Hello all, first time poster here, hope this is the right thread for it, it’s about my relationship with my mum rather than a partner!
My mum is in her sixties, my parents have been divorced for 15 years. My dad has issues and none of us speak to him anymore. He abused my mum emotionally (and a bit physically too) for 20 years. She has been left with anxiety and depression, very nervous, lonely, no self esteem, over thinks things and catastrophises a lot. She finds social situations difficult as she likes to create a “perfect” persona and only my sister and I know about her issues. She drinks to deal with the anxiety and in social settings this can make her loud and tactless. She often says things that she doesn’t meant to be insulting but are, casual racism, that kind of thing. She manages fine day to day, works part time and goes to several clubs. She has tried all kinds of talking therapies and medication but won’t go back down that route. In short, I love her but she is hard work and I worry about her.

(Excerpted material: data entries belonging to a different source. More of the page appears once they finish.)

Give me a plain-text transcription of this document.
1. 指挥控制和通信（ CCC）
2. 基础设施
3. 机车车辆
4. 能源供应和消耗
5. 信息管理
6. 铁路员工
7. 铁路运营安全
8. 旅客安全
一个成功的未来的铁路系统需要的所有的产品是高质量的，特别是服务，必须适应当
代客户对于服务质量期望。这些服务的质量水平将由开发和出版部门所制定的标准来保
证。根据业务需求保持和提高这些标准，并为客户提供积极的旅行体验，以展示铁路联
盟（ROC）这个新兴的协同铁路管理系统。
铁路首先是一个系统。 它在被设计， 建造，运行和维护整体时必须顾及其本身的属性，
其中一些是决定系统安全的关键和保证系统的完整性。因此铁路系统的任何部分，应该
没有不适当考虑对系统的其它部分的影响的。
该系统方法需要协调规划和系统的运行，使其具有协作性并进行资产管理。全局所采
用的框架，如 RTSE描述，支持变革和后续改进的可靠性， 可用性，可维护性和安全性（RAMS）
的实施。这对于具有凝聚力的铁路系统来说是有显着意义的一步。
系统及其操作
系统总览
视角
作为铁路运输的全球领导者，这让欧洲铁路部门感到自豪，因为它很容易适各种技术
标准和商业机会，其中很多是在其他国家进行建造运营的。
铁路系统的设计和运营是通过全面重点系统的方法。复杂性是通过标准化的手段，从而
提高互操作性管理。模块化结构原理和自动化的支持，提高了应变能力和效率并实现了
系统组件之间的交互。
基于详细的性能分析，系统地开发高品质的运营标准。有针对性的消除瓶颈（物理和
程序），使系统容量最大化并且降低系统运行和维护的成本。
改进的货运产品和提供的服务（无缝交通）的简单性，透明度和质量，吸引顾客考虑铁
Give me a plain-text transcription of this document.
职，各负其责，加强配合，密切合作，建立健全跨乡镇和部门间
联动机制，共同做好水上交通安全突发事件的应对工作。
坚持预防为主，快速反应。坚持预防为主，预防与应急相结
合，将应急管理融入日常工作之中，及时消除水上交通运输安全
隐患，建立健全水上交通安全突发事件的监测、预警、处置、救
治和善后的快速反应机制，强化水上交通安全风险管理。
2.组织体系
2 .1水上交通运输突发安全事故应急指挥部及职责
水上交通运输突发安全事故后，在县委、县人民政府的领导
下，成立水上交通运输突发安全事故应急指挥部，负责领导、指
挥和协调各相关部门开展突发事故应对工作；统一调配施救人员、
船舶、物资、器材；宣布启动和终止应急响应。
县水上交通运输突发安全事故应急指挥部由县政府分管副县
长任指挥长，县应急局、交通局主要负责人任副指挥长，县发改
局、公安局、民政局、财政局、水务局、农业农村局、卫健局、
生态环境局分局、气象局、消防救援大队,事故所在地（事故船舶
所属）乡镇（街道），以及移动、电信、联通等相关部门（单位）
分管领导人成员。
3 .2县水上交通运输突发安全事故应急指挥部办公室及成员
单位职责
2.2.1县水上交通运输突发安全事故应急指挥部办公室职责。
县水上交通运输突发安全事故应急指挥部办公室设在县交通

I am getting married in a few months and I am starting to worry more and more about how my Mum will be on the day. She fell out with my sister some time ago and although they have patched things up they’re not exactly close. I have invited one of mums old friends to the wedding which I thought might help, but I don’t know her. My partner has a big family and I’m worried my mum will be so nervous about being with that many people and having a central role (mother of the bride). I don’t have any other family coming. I’ve talked to her about it and she says I’m fussing about nothing, but she does like to pretend everything’s ok when it’s not. My sister agrees it will be a hard day for her. I don’t think she will
actually have a a meltdown and ruin it, I just think I’m going to spend half my time stressing about how she is, are people being nice to her, has she managed to upset anyone, that kind of thing. It’s starting to really eat me up. It doesn’t help that my mum has already been quite vocal about how she doesn’t like many of our choices for the wedding (we are self funding and it’s quite informal). I don’t know what I can do. I’ve asked my sister and close friends to keep an eye but you know what people are like at weddings after they’ve had a few drinks.